Hemingway.  Simply mentioning his name conjures up images of cigar smoke and scotch, romantic European battlefields, safaris to the wildest corners of Africa, and... well, six-toed cats.  Born and raised in the well-to-do Chicago suburb of Oak Park, Hemingway left home for a lifetime of travel while still a teen. He drove an ambulance in WWI. Hung out in Paris with the greatest poets, authors, and artists of the 20s. Worked as a field reporter during the Spanish Civil War. Watched the Normandy Invasion from on deck of a landing craft.  Nearly died in a plane crash while on safari in the Congo (twice). Then went on to write books about all of these events, and not just books but masterpieces that make us ask who and what we are, where and when we should do something about it, and, most importantly, why.

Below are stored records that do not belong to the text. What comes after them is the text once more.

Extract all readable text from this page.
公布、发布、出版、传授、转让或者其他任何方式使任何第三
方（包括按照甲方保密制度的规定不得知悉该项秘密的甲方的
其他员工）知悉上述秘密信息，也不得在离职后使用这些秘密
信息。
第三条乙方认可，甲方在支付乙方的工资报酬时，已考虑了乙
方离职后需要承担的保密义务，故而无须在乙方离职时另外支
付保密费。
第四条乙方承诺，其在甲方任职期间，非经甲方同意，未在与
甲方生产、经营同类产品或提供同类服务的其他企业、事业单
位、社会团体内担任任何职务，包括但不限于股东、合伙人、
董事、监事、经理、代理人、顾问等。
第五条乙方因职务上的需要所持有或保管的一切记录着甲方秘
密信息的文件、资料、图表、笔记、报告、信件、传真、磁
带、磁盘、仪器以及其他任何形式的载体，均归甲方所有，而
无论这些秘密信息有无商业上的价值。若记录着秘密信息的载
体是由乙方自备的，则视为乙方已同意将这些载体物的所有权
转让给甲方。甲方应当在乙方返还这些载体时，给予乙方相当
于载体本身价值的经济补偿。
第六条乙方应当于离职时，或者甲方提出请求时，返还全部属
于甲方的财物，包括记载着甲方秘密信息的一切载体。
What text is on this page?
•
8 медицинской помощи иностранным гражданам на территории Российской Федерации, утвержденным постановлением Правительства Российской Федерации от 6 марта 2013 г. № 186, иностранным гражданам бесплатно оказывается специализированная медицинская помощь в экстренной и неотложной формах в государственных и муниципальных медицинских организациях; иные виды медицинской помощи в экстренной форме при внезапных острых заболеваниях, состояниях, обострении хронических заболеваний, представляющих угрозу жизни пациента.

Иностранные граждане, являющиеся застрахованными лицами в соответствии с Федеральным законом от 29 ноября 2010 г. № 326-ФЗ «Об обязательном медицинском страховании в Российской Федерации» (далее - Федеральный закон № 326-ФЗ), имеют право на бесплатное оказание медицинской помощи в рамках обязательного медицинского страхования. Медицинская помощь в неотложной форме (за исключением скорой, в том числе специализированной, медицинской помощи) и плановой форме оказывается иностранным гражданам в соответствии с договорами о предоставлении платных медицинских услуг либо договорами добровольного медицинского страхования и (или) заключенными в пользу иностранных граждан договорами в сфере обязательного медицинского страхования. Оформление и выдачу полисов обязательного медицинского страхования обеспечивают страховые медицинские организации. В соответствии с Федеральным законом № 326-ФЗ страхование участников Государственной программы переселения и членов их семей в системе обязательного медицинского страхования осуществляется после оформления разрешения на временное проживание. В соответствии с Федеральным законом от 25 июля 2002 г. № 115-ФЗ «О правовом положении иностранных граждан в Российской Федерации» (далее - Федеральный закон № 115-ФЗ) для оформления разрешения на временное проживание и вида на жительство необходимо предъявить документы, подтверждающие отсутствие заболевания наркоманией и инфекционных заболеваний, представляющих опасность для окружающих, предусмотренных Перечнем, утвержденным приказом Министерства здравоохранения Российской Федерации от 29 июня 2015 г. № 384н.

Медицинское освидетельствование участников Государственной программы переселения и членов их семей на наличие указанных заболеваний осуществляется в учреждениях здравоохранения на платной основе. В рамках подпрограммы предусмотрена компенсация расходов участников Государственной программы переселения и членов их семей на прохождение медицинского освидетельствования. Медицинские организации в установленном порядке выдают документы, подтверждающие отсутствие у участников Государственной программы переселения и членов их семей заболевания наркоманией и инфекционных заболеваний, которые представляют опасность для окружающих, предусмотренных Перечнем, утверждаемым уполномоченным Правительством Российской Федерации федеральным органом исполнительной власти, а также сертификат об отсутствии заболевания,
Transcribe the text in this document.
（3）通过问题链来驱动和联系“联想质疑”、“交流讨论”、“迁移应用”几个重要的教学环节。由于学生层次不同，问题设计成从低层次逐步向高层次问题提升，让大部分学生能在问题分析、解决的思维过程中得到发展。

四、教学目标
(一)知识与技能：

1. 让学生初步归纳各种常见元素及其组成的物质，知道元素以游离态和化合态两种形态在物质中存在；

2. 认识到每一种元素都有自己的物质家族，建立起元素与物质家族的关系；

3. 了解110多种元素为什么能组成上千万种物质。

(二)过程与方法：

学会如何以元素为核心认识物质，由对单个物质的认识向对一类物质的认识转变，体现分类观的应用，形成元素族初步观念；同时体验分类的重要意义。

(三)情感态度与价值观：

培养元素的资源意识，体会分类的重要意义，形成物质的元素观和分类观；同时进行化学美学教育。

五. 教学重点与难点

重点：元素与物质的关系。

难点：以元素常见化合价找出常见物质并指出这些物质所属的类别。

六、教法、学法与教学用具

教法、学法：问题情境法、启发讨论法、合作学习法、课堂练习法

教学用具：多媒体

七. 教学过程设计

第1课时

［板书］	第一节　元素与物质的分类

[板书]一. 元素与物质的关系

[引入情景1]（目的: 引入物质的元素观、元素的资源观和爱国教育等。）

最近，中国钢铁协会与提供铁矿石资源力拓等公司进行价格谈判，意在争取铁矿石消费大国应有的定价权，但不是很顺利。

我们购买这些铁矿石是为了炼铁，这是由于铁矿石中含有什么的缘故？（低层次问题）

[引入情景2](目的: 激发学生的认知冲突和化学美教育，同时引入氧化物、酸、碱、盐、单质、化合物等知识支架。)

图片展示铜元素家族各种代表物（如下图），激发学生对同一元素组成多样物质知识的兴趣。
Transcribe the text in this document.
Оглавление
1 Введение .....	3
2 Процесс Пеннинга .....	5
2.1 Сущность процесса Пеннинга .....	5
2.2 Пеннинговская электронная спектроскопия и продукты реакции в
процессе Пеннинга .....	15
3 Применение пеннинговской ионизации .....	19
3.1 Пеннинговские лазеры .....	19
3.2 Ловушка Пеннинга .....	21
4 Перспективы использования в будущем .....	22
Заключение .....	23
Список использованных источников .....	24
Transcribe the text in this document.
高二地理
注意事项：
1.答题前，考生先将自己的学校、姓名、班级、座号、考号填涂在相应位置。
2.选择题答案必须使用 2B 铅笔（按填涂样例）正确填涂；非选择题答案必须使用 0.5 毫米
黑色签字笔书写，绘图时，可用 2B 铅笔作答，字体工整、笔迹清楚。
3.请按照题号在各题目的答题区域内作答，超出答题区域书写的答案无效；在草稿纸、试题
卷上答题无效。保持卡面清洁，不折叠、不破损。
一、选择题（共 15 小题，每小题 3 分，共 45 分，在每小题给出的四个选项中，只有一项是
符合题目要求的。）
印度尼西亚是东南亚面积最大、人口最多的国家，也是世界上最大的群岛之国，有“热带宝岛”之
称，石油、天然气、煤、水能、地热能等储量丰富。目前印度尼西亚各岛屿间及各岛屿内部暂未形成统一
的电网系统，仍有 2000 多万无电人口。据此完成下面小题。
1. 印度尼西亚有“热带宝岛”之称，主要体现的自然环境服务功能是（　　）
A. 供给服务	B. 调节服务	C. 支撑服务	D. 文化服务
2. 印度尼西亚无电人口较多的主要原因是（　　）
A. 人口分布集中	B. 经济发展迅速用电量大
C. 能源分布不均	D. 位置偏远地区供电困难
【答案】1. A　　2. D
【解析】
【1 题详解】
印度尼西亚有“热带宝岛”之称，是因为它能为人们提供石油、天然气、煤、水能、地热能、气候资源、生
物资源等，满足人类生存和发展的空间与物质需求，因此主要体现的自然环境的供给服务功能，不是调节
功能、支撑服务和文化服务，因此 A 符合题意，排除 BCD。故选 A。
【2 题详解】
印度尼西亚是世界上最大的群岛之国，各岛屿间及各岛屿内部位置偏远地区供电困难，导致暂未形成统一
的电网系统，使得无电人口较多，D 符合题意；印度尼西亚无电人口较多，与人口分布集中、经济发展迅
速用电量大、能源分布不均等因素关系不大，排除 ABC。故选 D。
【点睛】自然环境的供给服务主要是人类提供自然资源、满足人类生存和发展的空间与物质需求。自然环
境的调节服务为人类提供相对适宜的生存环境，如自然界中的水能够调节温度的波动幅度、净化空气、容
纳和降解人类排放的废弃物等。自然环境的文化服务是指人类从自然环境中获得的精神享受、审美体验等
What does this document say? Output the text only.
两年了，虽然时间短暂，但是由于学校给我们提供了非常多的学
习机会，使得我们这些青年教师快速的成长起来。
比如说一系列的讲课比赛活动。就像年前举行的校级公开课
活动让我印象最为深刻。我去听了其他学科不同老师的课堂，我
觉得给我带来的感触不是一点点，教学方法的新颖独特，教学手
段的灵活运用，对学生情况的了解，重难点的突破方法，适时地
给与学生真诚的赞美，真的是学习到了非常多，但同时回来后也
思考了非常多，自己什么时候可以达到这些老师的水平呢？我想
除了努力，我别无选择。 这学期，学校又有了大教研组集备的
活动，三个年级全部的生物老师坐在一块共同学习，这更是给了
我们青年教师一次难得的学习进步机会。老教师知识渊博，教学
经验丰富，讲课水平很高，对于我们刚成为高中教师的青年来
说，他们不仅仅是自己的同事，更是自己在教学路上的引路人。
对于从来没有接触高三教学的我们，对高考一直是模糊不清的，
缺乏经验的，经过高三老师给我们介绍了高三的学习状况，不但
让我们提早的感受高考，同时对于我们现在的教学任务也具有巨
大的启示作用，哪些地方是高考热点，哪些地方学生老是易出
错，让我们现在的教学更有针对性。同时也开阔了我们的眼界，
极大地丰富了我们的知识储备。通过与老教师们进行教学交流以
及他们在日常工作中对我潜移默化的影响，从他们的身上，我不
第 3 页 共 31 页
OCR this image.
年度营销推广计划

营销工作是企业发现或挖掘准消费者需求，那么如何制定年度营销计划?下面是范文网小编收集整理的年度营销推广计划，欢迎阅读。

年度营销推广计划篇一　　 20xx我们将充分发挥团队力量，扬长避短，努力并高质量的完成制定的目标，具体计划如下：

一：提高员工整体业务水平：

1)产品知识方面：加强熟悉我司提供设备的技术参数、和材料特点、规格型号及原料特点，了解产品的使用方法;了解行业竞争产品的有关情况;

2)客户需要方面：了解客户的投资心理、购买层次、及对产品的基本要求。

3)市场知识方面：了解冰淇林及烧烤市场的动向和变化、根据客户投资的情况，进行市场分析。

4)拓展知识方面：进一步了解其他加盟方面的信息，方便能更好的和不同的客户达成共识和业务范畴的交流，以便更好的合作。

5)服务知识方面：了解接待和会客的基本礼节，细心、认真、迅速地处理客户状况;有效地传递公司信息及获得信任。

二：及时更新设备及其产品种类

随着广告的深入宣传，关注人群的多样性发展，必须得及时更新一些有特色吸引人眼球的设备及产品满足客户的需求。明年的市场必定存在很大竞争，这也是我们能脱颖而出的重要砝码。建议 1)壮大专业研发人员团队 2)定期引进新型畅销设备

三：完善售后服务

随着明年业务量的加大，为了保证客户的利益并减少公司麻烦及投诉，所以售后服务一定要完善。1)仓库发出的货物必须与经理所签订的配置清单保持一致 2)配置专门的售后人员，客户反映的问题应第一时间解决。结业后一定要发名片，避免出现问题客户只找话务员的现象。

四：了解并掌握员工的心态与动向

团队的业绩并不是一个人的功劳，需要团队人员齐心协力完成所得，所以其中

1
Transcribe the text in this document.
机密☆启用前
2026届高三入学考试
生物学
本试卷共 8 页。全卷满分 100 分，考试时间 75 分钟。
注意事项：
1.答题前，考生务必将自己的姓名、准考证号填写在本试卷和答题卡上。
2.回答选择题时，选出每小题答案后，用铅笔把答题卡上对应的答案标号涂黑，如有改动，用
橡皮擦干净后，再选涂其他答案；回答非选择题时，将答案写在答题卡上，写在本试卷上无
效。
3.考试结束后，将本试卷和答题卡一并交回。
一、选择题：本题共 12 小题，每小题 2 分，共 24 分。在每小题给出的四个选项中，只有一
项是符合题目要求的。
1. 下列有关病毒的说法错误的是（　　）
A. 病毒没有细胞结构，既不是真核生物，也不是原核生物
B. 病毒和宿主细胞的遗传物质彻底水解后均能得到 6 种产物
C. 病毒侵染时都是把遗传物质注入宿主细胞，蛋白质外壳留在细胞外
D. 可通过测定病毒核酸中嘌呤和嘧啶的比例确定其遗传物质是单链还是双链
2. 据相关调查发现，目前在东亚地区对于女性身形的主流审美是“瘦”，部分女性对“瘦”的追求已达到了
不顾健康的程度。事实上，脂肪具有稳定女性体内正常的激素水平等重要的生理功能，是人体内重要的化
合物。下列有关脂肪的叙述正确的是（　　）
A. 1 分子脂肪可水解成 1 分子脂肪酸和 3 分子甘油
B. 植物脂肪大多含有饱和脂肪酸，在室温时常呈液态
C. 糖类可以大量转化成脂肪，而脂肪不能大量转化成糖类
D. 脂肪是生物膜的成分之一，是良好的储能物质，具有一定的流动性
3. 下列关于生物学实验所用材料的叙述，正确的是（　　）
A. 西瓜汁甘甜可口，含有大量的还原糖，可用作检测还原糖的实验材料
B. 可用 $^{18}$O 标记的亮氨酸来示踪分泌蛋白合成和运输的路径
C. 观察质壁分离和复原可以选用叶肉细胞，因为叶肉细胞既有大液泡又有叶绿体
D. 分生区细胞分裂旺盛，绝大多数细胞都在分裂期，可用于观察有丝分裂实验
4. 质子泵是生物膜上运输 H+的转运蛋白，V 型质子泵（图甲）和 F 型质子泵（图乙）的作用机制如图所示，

Those familiar with his life may say that Hemingway was a chauvinistic pig who drank too much, loved himself above all others, had weird cats, and then went crazy and unloaded two barrels of buck-shot into his mouth (and they would be right), but set all of that aside and just read The Sun Also Rises, For Whom the Bell Tolls, The Old Man and the Sea, A Farewell to Arms, or any of his other worksIf you do I promise you won't be disappointed.  These are some of the greatest books ever written and anyone can identify with the struggle against world and self that all Hemingway stories have in common.

And yes, polydactyl (Hemingway) cats have six toes and look like some kind of science experiment... Google it.